The classic "Kiss as Musical Instrument" plays as an interlude, followed by a new bit, "How to Build Certain Interesting Things." A pile of trash turns into a robber with a gun, which links us to the Lingerie Robbery Sketch, done without the asides to the camera, and somehow the less for that. Cleese reappears, the show's MC, walking on water as he brings us the next bit-- Cleese and Idle, doing their "People Falling Past the Window" sketch. The complaining letter follows, with a nice shot of the dummy falling out of the window.
Back to animation-- there's a lot of it in this movie-- of the pervert caterpillar transforming into the TV show host butterfly, and then a new bit where people in the snow sing "Vocational Guidance Counselor..." Guess what comes next? Cleese and Palin do their bit, with a few line changes, ("I can't stand it anymore! I want to live!" blurts Palin) and a nice over the shoulder shot. The close-ups work really well. For instance, instead of a picture of a lion, they splice in footage of a lion charging, and we get a C.U. of Palin screaming in terror. They cut the infomercial aspect of the sketch short, and Palin says he only wanted to see his name in lights. Idle, as a Hitler moustachioed fairy, grants his wish--
And it's "Blackmail". Palin plays it confused at first, but he recovers quickly. This bit doesn't create the energy of the televised version. Finally, the last "contestant" is Colonel Chapman, who links us to the Pearl Harbor sketch. Believe it or not, they actually reshot this! There's a whole dolly shot, and the pig wandering in is absent. Now, that's dedication!
We cut to the Romantic Interlude-- Jones and Cleveland making out and showing suggestive film clips. Jones promises "Just one more, dear," and we get the last sketch, The Upper Class Twit of the Year. The sketch is cut, and not for the better, completely throwing off the pacing and build. It was during the re-shoot for this bit that Cleese discovered a half-empty bottle of vodka in Chapman's briefcase, the first clear sign that Chapman had a drinking problem. I suppose Chapman made the decision to cut the sketch, because of all the sketches that should not have been cut, that didn't need to be cut, this is the one. What were they thinking?
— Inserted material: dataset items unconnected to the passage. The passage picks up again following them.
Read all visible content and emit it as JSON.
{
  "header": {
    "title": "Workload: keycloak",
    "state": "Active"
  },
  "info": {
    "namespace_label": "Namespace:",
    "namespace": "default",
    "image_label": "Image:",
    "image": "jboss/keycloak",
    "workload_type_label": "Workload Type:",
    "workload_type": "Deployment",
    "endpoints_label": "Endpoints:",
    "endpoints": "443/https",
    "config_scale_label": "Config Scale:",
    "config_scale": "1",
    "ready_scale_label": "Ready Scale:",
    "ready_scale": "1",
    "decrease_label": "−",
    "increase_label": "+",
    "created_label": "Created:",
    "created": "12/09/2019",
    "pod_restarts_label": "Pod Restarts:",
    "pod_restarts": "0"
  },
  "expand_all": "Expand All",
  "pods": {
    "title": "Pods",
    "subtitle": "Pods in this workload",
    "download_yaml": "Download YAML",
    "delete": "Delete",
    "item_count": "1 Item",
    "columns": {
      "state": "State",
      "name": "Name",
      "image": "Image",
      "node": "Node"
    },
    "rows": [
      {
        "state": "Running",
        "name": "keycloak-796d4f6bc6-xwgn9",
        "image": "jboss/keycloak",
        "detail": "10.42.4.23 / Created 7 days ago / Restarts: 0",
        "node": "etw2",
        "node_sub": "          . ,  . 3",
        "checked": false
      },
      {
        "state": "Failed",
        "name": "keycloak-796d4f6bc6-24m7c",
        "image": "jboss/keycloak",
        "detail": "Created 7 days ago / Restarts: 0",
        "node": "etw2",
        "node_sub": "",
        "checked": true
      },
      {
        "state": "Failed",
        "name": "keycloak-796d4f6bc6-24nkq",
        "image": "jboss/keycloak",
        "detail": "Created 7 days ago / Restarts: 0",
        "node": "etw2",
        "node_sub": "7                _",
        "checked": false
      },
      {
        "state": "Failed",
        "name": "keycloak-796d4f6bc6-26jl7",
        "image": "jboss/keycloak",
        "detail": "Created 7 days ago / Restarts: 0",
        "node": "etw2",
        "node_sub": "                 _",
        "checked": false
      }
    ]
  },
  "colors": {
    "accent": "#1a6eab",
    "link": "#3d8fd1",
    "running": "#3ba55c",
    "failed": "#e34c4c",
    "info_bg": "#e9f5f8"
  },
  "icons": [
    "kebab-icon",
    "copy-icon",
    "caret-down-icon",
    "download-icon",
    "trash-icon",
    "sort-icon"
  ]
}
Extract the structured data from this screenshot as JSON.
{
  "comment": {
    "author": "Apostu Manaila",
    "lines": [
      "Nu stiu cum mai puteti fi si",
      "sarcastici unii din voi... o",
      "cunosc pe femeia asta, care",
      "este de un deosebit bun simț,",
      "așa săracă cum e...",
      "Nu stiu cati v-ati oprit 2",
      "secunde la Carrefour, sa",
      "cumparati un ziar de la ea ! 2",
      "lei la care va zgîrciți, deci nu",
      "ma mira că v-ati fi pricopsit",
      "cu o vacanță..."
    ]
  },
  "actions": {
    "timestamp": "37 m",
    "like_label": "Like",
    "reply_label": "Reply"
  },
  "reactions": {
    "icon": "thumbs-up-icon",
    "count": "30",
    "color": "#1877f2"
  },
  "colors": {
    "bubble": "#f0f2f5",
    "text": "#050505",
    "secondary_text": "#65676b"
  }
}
Finally, the closing credits, with the stony names (except for the cursive flourish of Ian McNaughton's title.)
For all the credit that Monty Python gets for revolutionizing television, it's insane how safe they played it when they didn't have censors to worry about. To be fair, Mr. Lownes certainly had a lot to do with that, but this film is a testament to how madcap the lads weren't. They would never let anyone else make editorial decisions on their cinematic material again, and when they came back to the BBC studios to record their third season, they would push the envelope in ways that they didn't in this fairly substandard (for them) film.
Ironically, American college audiences did not flock to this movie when it was released in the States, with a hideous ad campaign and little or no awareness raised. But in England, where the material had already been seen on telly, the film did very well, which may or may not say something about British film audiences. It still makes money to this day for the Playboy Corporation, as Monty Python's other films and the television show has built a constant demand for all their work. Meanwhile, another more ambitious project funded by Playboy at the same time, Polanski's Macbeth, has failed to make a dime. So maybe the lads were right to make such a limpid film.